Alex Prager Photographs The Dark Underbelly Of Crowds
By: Priscilla Frank
Though we experience being in them all the time, there is something oddly unsettling about crowds. Swarms of strangers brushing past each other, occasionally bumping into one another, all having arrived at the very same place. Despite the physical proximity, most members remain in their own worlds, ignoring or looking past the sea of bodies in their path. This space between clutter and isolation, familiarity and a strange, even threatening otherness permeates "A Face In The Crowd," the newest photography series from Alex Prager.
The Los Angeles-based photographer is known for her suspenseful cinematic images, which use staged, over-dramatized scenarios to reveal what lies beneath the artificial lights and gobs of makeup. Prager dresses her subjects in costumes from a variety of bygone eras, giving her characters the guise of cinematic fantasy without tethering them to a specific background. Viewers get the odd feeling they've seen this all before, and yet the scenes remain beyond their understanding. In this phantom realm, centered on the beauty of the surface, deeper realities creep into sight. The contemporary crowd is revealed to be a multiform beast made from sundry personalities, narratives, images and, these days, social media accounts.
While the photographs in Prager's exhibition dwell on the isolating residue of the crowd, her film, also titled "A Face In The Crowd," presents the crowd not as a series of individuals, but something greater. Prager creates a three-channel video installation, featuring inner monologues of select crowd members that reveals the struggles, memories and nightmares of that stranger who pushed you in line. Elizabeth Banks, the heroine of the film, wordlessly navigates the crowd, drawing the viewer through the mass of individuals in a frenzied and lonely state. The film journeys beneath the surface, illuminating the invisible stories and experiences that pack the empty space between silent strangers.
We reached out to Prager to discuss her upcoming exhibition.
There aren't many crowds in Los Angeles. How did you first become interested in the crowd as an artistic theme?
I've always been interested in individuals and characters. When I first started I was taking black-and-white photos of strangers who interested me on the streets. Weegee's photos were also a big inspiration for me. After my MoMA show in 2010 I started doing a lot more travel. Going through airport terminals, subways, living in London and New York for a while. Being from Los Angeles, which like you said, you aren't often thrown into situations where you're surrounded by strangers. You're usually in the car or around people you know. I felt like I saw crowds a bit differently than other people; it was a bit jarring. It's interesting when people are surrounded by each other, the feeling of being really close and all being there for similar reasons but also having your own agenda and your own intentions of why you're there. It can feel a bit isolating as well and since you're around so many people it exaggerates that feeling of isolation.
The crowd was introduced as an artistic trend in turn of the century Paris. Do you see the contemporary crowd as a different beast?
I think they're all connected because they're dealing with crowds but I think I'm commenting on them in a different way. Everything that's happened with technology and how people act with each other, communicate with each other, I think it's different now than it ever was. I'm the last generation that understands what like was like before the internet.

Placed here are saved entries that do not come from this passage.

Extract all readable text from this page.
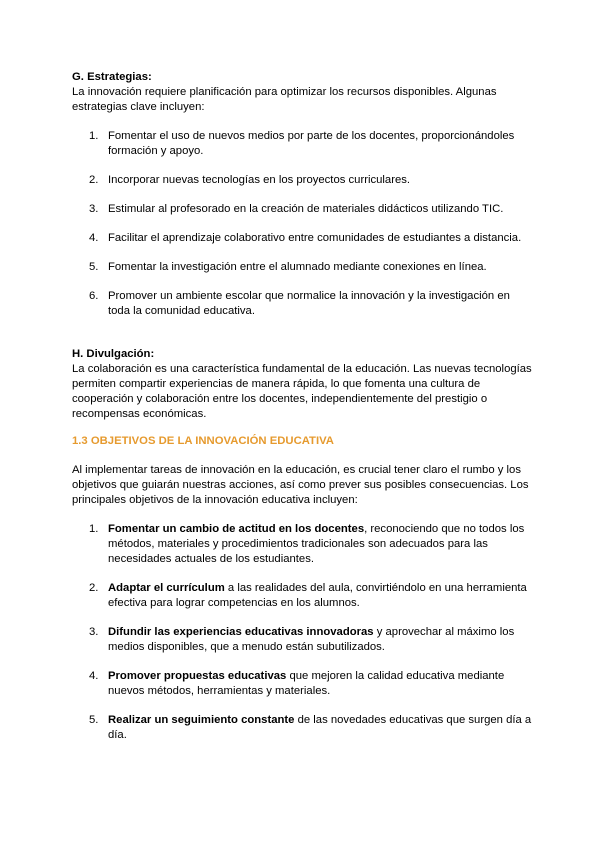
G. Estrategias:

La innovación requiere planificación para optimizar los recursos disponibles. Algunas estrategias clave incluyen:

1. Fomentar el uso de nuevos medios por parte de los docentes, proporcionándoles formación y apoyo.
2. Incorporar nuevas tecnologías en los proyectos curriculares.
3. Estimular al profesorado en la creación de materiales didácticos utilizando TIC.
4. Facilitar el aprendizaje colaborativo entre comunidades de estudiantes a distancia.
5. Fomentar la investigación entre el alumnado mediante conexiones en línea.
6. Promover un ambiente escolar que normalice la innovación y la investigación en toda la comunidad educativa.

H. Divulgación:

La colaboración es una característica fundamental de la educación. Las nuevas tecnologías permiten compartir experiencias de manera rápida, lo que fomenta una cultura de cooperación y colaboración entre los docentes, independientemente del prestigio o recompensas económicas.

1.3 OBJETIVOS DE LA INNOVACIÓN EDUCATIVA

Al implementar tareas de innovación en la educación, es crucial tener claro el rumbo y los objetivos que guiarán nuestras acciones, así como prever sus posibles consecuencias. Los principales objetivos de la innovación educativa incluyen:

1. Fomentar un cambio de actitud en los docentes, reconociendo que no todos los métodos, materiales y procedimientos tradicionales son adecuados para las necesidades actuales de los estudiantes.
2. Adaptar el currículum a las realidades del aula, convirtiéndolo en una herramienta efectiva para lograr competencias en los alumnos.
3. Difundir las experiencias educativas innovadoras y aprovechar al máximo los medios disponibles, que a menudo están subutilizados.
4. Promover propuestas educativas que mejoren la calidad educativa mediante nuevos métodos, herramientas y materiales.
5. Realizar un seguimiento constante de las novedades educativas que surgen día a día.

How much did you direct your crowds in terms of their facial expressions and emotions? How much is staged?
It's very directed before we start the shoot. I'll put people in position and give them some kind of character I want them to be. I will give the overall group a direction right before we start shooting, then I let people do their thing. I want it to be as natural as possible. I want it to feel staged to create that sort of isolation and disconnected communication but these aren't reenactments of real crowds. I don't want to show people what a crowd looks like. I'm creating the feeling of a crowd that has no substance to direct people to what's going on right now in our culture.
What drew you to Elizabeth Banks as a protagonist for the film in the exhibition?
I felt like I really needed an all-American looking girl who could lead people through these crowds and have us want to follow her. I didn't want her to be intimidating; I wanted her to be interesting, pretty, emotional and vulnerable. And familiar looking, I feel like she has a very familiar look to her.
There is something interesting about having a real movie star star featured in something that feels like a film we've seen before, though we haven't. It adds to your signature combination of familiar and alien. Is this a factor you consider when choosing your female protagonists?
Yes, in all of the pictures I use clothes from the past and gestures, makeup, hair from different time period to create a familiar, timeless identity for the work. I try to capture that same feeling in the movies. People are used to having a movie star type figure to lead a narrative so I thought that was necessary for my film. Also I need the strength of a movie star and also... [laughs] the acting skills.
In "Compulsion," you zoom up close to capture the eyes of your subjects. Here you zoom out to capture a flood of faces. Were there any unexpected outcomes of toying with perspective in this way?
I did want it to feel kind of voyeuristic, the same way I had that going on in "Compulsion." Somebody is watching from a disconnected viewpoint or a perspective that doesn't feel involved. Whether it be surveillance cameras or a person that feels isolated and alone within the crowd, I felt that perspective really worked.